La cura: un’opera d’artigianato
Etica della vita, una rubrica di Gabriele Semprebon.
L’artigiano è colui che fa a mano la sua opera; le macchine fanno in serie i loro prodotti ma questo non è artigianato. Così è la cura, se fatta in serie, meccanicamente, senza passione né coinvolgimento, significa che ha come obiettivo il fare un prodotto, mentre, quella fatta artigianalmente, è sintonica con il paziente, mette in campo tecnica e passione, biologia e filosofia, serio distacco e coinvolgenti sentimenti… è per questo che la scienza medica è un’arte.
La vita ci mostra come ogni cosa, ogni persona, ogni situazione, necessita di cure: la massaia innaffi a i fiori del suo balcone, la domestica pulisce il pavimento della casa, il contadino strappa le erbacce dai suoi raccolti e, a maggior ragione, la cura dell’umano è una necessità, al di là della presenza o meno di una patologia. Per curare l’altro, prima di tutto, bisogna curare sé stessi senza però fermarsi a sé, altrimenti si diventa narcisisti, persone che guardano solo nel loro intimo e non si accorgono di chi gli sta intorno.
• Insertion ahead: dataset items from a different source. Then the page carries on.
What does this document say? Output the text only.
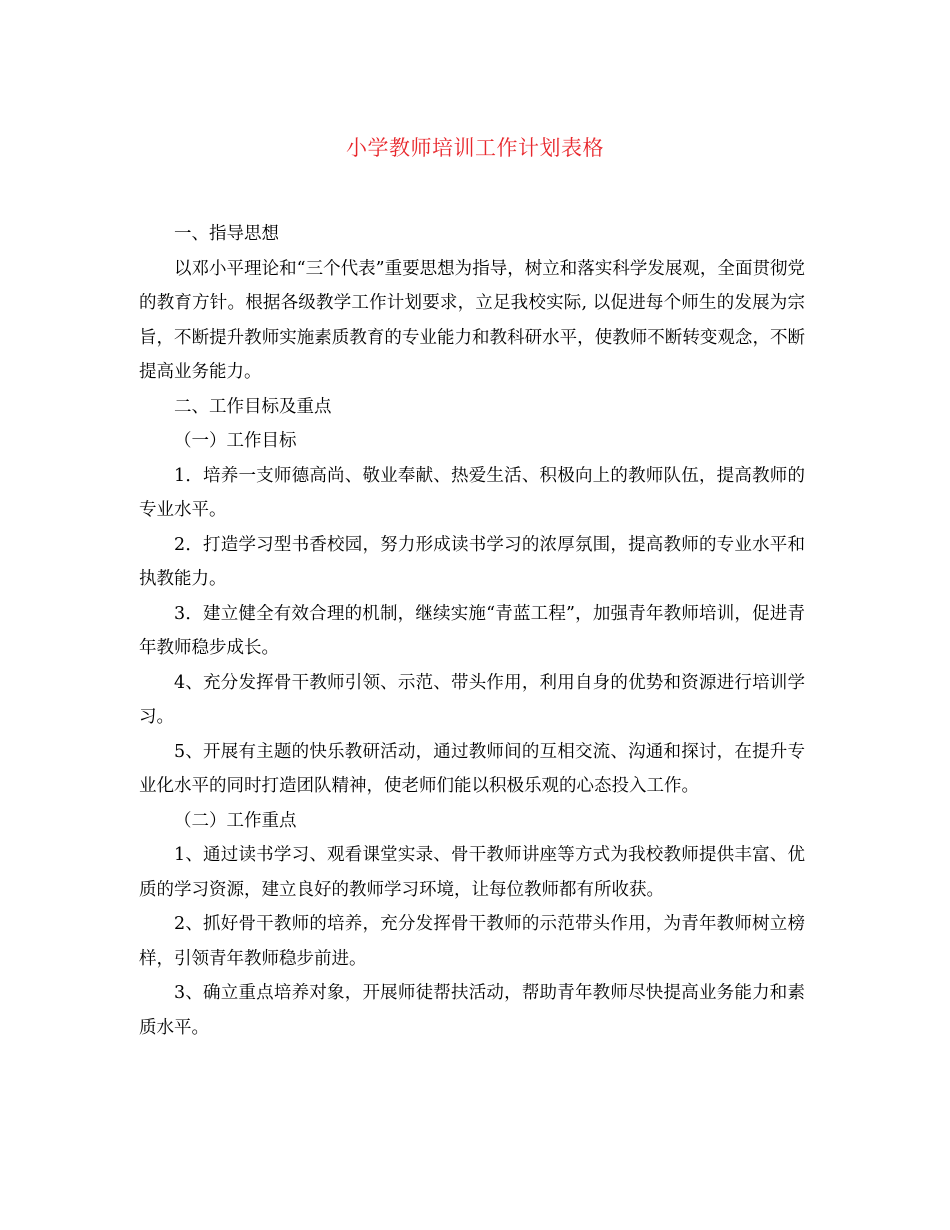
小学教师培训工作计划表格

一、指导思想

以邓小平理论和“三个代表”重要思想为指导，树立和落实科学发展观，全面贯彻党的教育方针。根据各级教学工作计划要求，立足我校实际, 以促进每个师生的发展为宗旨，不断提升教师实施素质教育的专业能力和教科研水平，使教师不断转变观念，不断提高业务能力。

二、工作目标及重点

（一）工作目标

1．培养一支师德高尚、敬业奉献、热爱生活、积极向上的教师队伍，提高教师的专业水平。

2．打造学习型书香校园，努力形成读书学习的浓厚氛围，提高教师的专业水平和执教能力。

3．建立健全有效合理的机制，继续实施“青蓝工程”，加强青年教师培训，促进青年教师稳步成长。

4、充分发挥骨干教师引领、示范、带头作用，利用自身的优势和资源进行培训学习。

5、开展有主题的快乐教研活动，通过教师间的互相交流、沟通和探讨，在提升专业化水平的同时打造团队精神，使老师们能以积极乐观的心态投入工作。

（二）工作重点

1、通过读书学习、观看课堂实录、骨干教师讲座等方式为我校教师提供丰富、优质的学习资源，建立良好的教师学习环境，让每位教师都有所收获。

2、抓好骨干教师的培养，充分发挥骨干教师的示范带头作用，为青年教师树立榜样，引领青年教师稳步前进。

3、确立重点培养对象，开展师徒帮扶活动，帮助青年教师尽快提高业务能力和素质水平。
L’attenzione all’altro può essere a vari livelli (di pura umanità, psicologica, materiale, educativa…) ma è sempre biunivoca, ovvero, piegandosi verso l’altro, si ha sempre un ritorno verso di sé, a volte positivo altre volte pesante da digerire.
Quando una cura generica diventa praticata da un professionista della salute, questa prende il nome di terapia. Chi cura una persona malata, ogni terapeuta, non è mai un meccanico che ripara degli oggetti ma una persona che è in rapporto con un’altra persona, così facendo, ci si accorge che non è sufficiente una preparazione tecnica, non è sufficiente la filantropia, non è sufficiente la buona volontà ma si deve essere preparati anche interiormente, pensando a quello che si fa e ripensando, dopo, a quello che si è fatto. L’essenza di ogni rapporto curativo si concentra proprio su questa consapevolezza e questo diventa difficilissimo in un contesto storico e culturale come il nostro dove tutti si preoccupano solo di loro stessi e del loro tornaconto. Il risultato è che il treatment non diventa care, gli ospedali si trasformano in aziende con al centro i loro bilanci, gli operatori sanitari devono adeguarsi ai ritmi aziendali, perdendo qualsiasi qualità umana e spesso, lasciando un cattivo ricordo negli ammalati che hanno curato.